Any one have experience with pericarditis?

been having some issues and diagnosis is acute pericarditis. theyre going to do an echo monday or tuesday. so hopefully ill know more then. such a bummer. wondering what others experiences have been like. cant wait to get back to normal.

I’ve had some intermittent symptoms that I checked on, but they resolved quickly, so don’t think I’ve had pericarditis.

This article is worth reading.

https://www.acc.org/latest-in-cardiology/articles/2017/02/09/07/24/physical-activity-recommendations-in-patients-with-acute-pericarditis

A member of my cycling club (female, mid-40s, excellent health previously and fast on a bike) suffered a pretty serious attack and it took her a good year to get back to real exercise. Hopefully it won’t be so bad for you, but the one lesson from her experience is give yourself ample time to recover and don’t try to rush back. She had a couple of relapses, despite feeling fit for normal life, as a result of restarting relatively intense exercise too soon. On the plus side, it’s eminently treatable and you can get back to where you were - hope all goes well and good luck with the patience.

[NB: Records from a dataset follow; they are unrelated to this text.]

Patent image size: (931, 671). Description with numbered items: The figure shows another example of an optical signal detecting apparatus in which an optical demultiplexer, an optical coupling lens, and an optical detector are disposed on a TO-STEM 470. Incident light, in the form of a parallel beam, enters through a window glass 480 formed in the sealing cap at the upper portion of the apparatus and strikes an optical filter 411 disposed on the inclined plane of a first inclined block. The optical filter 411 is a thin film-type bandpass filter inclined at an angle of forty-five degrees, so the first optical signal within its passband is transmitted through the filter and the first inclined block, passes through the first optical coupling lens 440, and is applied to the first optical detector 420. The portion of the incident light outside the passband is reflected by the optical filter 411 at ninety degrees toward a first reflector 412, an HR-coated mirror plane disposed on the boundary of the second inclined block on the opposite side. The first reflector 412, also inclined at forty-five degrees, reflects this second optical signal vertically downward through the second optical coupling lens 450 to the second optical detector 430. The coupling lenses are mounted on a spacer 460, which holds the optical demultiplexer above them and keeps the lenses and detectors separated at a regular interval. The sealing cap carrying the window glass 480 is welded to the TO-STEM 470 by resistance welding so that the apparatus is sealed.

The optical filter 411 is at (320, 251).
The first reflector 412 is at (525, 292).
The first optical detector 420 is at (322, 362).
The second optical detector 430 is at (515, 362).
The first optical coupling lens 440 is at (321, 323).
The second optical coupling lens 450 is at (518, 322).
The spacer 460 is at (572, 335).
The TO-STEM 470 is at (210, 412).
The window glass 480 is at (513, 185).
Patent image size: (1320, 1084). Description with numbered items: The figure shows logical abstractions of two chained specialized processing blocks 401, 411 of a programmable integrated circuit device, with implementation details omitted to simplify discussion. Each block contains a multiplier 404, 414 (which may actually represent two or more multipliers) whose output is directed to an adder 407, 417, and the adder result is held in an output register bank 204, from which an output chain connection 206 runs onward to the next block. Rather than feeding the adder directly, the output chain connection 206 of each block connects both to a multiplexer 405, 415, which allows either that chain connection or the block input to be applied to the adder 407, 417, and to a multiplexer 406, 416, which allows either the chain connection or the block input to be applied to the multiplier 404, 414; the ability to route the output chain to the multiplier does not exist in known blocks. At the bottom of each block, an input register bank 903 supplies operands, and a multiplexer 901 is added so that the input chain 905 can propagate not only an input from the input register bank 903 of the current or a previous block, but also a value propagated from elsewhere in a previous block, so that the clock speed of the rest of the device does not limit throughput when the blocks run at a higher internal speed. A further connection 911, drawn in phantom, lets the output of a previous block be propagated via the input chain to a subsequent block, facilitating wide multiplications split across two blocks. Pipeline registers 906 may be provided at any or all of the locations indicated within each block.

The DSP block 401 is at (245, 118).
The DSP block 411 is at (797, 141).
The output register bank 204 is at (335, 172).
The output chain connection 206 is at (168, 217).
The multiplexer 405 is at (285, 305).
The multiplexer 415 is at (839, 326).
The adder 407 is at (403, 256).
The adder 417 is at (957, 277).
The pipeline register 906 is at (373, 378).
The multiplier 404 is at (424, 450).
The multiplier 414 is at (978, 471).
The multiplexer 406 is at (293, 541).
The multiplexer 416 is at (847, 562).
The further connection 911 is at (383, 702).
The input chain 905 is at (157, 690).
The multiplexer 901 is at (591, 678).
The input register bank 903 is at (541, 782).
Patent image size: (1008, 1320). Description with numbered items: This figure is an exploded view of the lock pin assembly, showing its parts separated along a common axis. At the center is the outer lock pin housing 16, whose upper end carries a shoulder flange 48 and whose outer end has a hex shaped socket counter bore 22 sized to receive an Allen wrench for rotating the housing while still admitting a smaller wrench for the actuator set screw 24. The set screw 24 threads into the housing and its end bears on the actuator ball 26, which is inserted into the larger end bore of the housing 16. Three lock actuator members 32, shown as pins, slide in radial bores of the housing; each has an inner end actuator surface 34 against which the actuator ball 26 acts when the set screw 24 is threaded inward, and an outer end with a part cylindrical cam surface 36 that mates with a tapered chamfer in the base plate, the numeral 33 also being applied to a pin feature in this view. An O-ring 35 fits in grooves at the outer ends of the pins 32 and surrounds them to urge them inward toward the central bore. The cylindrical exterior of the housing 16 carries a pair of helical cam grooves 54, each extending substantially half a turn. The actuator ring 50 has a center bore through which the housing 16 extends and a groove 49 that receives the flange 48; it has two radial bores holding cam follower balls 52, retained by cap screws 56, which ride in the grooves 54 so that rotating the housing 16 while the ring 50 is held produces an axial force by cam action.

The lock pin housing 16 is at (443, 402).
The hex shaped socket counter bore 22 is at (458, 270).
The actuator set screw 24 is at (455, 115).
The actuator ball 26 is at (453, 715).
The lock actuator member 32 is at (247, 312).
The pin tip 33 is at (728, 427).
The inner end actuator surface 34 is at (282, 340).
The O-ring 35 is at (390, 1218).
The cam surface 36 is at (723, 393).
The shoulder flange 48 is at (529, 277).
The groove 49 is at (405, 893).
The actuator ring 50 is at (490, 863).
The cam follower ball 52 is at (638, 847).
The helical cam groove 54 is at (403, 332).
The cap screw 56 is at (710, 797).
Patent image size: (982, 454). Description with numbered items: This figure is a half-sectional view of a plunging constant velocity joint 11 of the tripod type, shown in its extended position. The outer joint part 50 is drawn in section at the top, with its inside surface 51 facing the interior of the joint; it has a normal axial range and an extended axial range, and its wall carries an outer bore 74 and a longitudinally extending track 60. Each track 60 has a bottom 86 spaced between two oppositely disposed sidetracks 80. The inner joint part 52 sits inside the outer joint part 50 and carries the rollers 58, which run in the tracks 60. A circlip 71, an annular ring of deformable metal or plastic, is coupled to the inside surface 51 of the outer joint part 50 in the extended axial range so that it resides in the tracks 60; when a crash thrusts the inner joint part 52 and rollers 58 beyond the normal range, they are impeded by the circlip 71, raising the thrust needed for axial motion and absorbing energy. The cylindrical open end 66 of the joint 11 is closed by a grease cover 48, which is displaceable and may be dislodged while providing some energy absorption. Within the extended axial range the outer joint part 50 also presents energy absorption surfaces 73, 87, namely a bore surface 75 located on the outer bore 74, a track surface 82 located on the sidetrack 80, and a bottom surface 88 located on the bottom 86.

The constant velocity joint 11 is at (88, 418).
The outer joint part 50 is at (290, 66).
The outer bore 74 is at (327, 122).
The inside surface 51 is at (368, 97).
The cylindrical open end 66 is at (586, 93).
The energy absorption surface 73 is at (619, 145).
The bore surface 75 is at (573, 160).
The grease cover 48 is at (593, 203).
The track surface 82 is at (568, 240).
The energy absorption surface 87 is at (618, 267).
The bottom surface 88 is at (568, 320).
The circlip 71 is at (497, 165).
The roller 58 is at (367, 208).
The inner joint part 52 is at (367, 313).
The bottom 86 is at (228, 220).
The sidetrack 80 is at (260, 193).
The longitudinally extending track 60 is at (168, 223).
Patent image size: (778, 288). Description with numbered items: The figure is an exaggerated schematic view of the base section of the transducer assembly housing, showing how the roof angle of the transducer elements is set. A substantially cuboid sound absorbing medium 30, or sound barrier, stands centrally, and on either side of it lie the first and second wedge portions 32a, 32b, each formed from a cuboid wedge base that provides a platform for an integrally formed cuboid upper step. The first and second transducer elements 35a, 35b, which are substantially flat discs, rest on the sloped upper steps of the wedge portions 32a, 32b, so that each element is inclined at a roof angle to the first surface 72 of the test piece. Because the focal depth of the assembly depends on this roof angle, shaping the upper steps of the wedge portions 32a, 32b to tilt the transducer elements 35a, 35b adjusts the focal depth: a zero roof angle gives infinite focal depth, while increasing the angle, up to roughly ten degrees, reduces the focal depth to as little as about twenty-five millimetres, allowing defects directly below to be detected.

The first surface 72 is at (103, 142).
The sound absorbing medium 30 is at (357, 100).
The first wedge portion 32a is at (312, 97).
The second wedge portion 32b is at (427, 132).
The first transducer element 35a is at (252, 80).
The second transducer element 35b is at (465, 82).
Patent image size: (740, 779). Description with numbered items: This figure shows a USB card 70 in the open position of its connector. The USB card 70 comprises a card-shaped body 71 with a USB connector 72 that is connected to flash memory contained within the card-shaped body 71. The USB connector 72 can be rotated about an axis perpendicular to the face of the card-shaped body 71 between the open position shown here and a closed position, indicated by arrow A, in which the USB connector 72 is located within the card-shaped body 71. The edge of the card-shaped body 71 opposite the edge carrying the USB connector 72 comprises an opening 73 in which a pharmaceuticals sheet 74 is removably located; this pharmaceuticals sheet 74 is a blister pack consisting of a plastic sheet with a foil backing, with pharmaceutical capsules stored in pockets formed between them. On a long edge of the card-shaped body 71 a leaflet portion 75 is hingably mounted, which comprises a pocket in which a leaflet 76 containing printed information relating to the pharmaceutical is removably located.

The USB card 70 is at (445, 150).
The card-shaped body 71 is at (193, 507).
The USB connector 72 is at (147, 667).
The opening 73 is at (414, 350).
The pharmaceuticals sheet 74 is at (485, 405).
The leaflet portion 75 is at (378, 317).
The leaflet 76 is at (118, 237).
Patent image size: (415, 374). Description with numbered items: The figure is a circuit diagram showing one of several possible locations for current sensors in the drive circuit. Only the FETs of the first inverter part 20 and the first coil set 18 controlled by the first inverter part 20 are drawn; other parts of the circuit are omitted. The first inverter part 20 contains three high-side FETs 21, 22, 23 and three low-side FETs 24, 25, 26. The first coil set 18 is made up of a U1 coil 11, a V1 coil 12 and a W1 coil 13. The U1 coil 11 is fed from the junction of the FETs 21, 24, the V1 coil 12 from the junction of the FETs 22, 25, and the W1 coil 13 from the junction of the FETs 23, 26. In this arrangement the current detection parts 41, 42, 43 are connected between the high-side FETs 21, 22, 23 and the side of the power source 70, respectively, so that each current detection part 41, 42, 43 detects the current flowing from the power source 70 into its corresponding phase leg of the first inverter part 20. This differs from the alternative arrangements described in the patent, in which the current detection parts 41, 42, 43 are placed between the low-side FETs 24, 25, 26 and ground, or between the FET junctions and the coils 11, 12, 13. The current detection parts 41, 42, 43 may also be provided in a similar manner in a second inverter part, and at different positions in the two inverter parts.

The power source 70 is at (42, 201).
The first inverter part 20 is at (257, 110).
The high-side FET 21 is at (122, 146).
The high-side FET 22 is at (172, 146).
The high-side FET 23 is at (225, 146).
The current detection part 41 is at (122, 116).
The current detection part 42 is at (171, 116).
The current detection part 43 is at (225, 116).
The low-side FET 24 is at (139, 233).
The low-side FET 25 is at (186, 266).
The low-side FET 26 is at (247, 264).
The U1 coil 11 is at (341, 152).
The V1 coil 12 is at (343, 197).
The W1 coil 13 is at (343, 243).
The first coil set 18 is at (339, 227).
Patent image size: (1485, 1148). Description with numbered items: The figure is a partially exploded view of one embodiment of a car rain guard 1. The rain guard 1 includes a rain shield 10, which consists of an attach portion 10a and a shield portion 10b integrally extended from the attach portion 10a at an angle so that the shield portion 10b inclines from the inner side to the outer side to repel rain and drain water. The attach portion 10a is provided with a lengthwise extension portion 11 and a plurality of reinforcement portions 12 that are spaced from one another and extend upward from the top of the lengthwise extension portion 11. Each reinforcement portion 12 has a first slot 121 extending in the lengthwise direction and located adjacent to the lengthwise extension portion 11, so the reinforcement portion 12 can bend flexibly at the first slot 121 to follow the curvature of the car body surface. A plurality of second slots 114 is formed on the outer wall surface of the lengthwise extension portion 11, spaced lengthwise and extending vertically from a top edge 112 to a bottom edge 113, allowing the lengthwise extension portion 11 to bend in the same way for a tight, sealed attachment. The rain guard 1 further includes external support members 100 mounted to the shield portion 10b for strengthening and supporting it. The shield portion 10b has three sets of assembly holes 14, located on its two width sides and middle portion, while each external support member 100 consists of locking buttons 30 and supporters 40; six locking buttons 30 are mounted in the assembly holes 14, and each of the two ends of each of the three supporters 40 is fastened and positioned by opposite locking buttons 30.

A couple of years ago The Doctor’s thought I had it. They put me through all kinds of test. Nothing happened. I think I had pulled a muscle in my chest during Cyclocross season which I had to cut short due to the concern. They wanted to put me a drug before an ECHO. The ECHO came back fine. It eventually went away. I would just say make sure it’s proven to you that is what it is. Good luck.

I’m a cardiologist and I completely agree with the article posted from the ACC website. We generally discourage exercise or strenuous activity until the inflammation within the pericardium has completely resolved. I think the question centers around whether or not you truly have pericarditis. There are a million causes of chest pain, and I think it’s important to discern out whether or not you truly have pericarditis, as this determines the recommendations regarding exercise. It’s hard to know without seeing an EKG, some basic labs (CRP, ESR), and taking a complete history.